Obtaining the appropriate diagnostic imaging is imperative for the preoperative preparation for a subacromial balloon spacer. Initially, a radiograph of the affected shoulder can be taken to check for any signs of moderate to severe osteoarthritis and for any concomitant bone deformities. The radiograph should show absent to minimal osteoarthritis, with possible superior migration of the humeral head as a result of the present tear in the rotator cuff.15,16 Afterward, magnetic resonance imaging (MRI) is necessary to evaluate the soft tissues of the affected shoulder. The coronal cut of the MRI should show a massive posterosuperior rotator cuff tear, usually with retraction to the level of the glenoid.
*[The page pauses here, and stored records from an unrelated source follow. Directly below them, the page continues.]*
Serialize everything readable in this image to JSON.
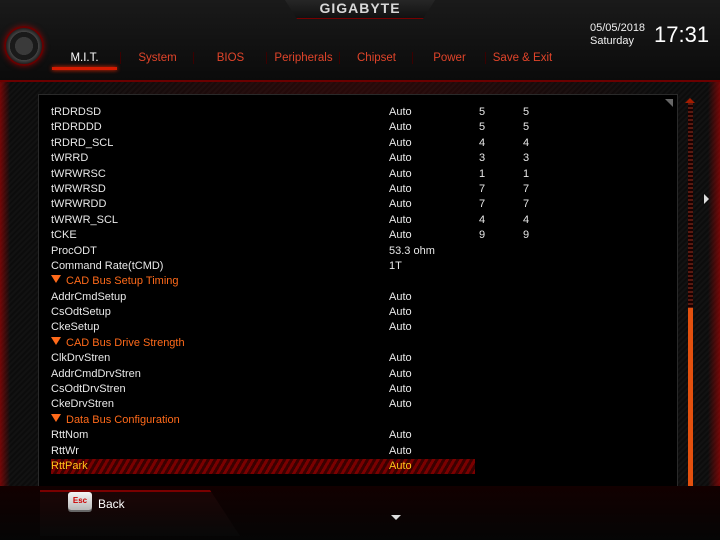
{
  "brand": "GIGABYTE",
  "clock": {
    "date": "05/05/2018",
    "day": "Saturday",
    "time": "17:31"
  },
  "tabs": [
    {
      "label": "M.I.T.",
      "active": true
    },
    {
      "label": "System",
      "active": false
    },
    {
      "label": "BIOS",
      "active": false
    },
    {
      "label": "Peripherals",
      "active": false
    },
    {
      "label": "Chipset",
      "active": false
    },
    {
      "label": "Power",
      "active": false
    },
    {
      "label": "Save & Exit",
      "active": false
    }
  ],
  "rows": [
    {
      "name": "tRDRDSD",
      "value": "Auto",
      "c1": "5",
      "c2": "5"
    },
    {
      "name": "tRDRDDD",
      "value": "Auto",
      "c1": "5",
      "c2": "5"
    },
    {
      "name": "tRDRD_SCL",
      "value": "Auto",
      "c1": "4",
      "c2": "4"
    },
    {
      "name": "tWRRD",
      "value": "Auto",
      "c1": "3",
      "c2": "3"
    },
    {
      "name": "tWRWRSC",
      "value": "Auto",
      "c1": "1",
      "c2": "1"
    },
    {
      "name": "tWRWRSD",
      "value": "Auto",
      "c1": "7",
      "c2": "7"
    },
    {
      "name": "tWRWRDD",
      "value": "Auto",
      "c1": "7",
      "c2": "7"
    },
    {
      "name": "tWRWR_SCL",
      "value": "Auto",
      "c1": "4",
      "c2": "4"
    },
    {
      "name": "tCKE",
      "value": "Auto",
      "c1": "9",
      "c2": "9"
    },
    {
      "name": "ProcODT",
      "value": "53.3 ohm",
      "c1": "",
      "c2": ""
    },
    {
      "name": "Command Rate(tCMD)",
      "value": "1T",
      "c1": "",
      "c2": ""
    },
    {
      "name": "CAD Bus Setup Timing",
      "section": true
    },
    {
      "name": "AddrCmdSetup",
      "value": "Auto",
      "c1": "",
      "c2": ""
    },
    {
      "name": "CsOdtSetup",
      "value": "Auto",
      "c1": "",
      "c2": ""
    },
    {
      "name": "CkeSetup",
      "value": "Auto",
      "c1": "",
      "c2": ""
    },
    {
      "name": "CAD Bus Drive Strength",
      "section": true
    },
    {
      "name": "ClkDrvStren",
      "value": "Auto",
      "c1": "",
      "c2": ""
    },
    {
      "name": "AddrCmdDrvStren",
      "value": "Auto",
      "c1": "",
      "c2": ""
    },
    {
      "name": "CsOdtDrvStren",
      "value": "Auto",
      "c1": "",
      "c2": ""
    },
    {
      "name": "CkeDrvStren",
      "value": "Auto",
      "c1": "",
      "c2": ""
    },
    {
      "name": "Data Bus Configuration",
      "section": true
    },
    {
      "name": "RttNom",
      "value": "Auto",
      "c1": "",
      "c2": ""
    },
    {
      "name": "RttWr",
      "value": "Auto",
      "c1": "",
      "c2": ""
    },
    {
      "name": "RttPark",
      "value": "Auto",
      "c1": "",
      "c2": "",
      "selected": true
    }
  ],
  "footer": {
    "esc_key": "Esc",
    "back_label": "Back"
  },
  "scroll": {
    "position_fraction": 0.53
  },
  "colors": {
    "accent": "#d31a00",
    "section": "#ff6a1a",
    "selected_text": "#ffc21a",
    "tab_inactive": "#e0442a"
  },
  "icons": {
    "logo": "gigabyte-gear-logo-icon",
    "scroll_up": "scroll-up-arrow-icon",
    "page_down": "page-down-arrow-icon",
    "page_right": "page-right-arrow-icon"
  }
}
Sagittal cut can show significant atrophy of the supraspinatus and/or infraspinatus tendon and healthy subscapularis and teres minor muscle bellies.15,16 The axial cut should show an intact subscapularis tendon.15,16 The imaging modalities used help in confirming the diagnosis at hand and the suitability of the patient undergoing the procedure. Patient education remains key when deciding on a subacromial balloon placement procedure. Patients should understand the mechanism by which the subacromial balloon works and learn about the rehabilitation protocols and trends following the procedure. This assures patients during the management process and optimizes their comfort, both prior to and after undergoing the procedure.
TECHNIQUE
After padding and offloading all sites of potential nerve compression and bony prominences, seat the patient in the beach chair position (Figure 15-1). The beach chair position is more reflective of the natural position of the humerus and, as such, provides a more accurate measurement of the acromiohumeral interval intraoperatively. This is important as it plays a role in appropriately sizing the balloon for the patient.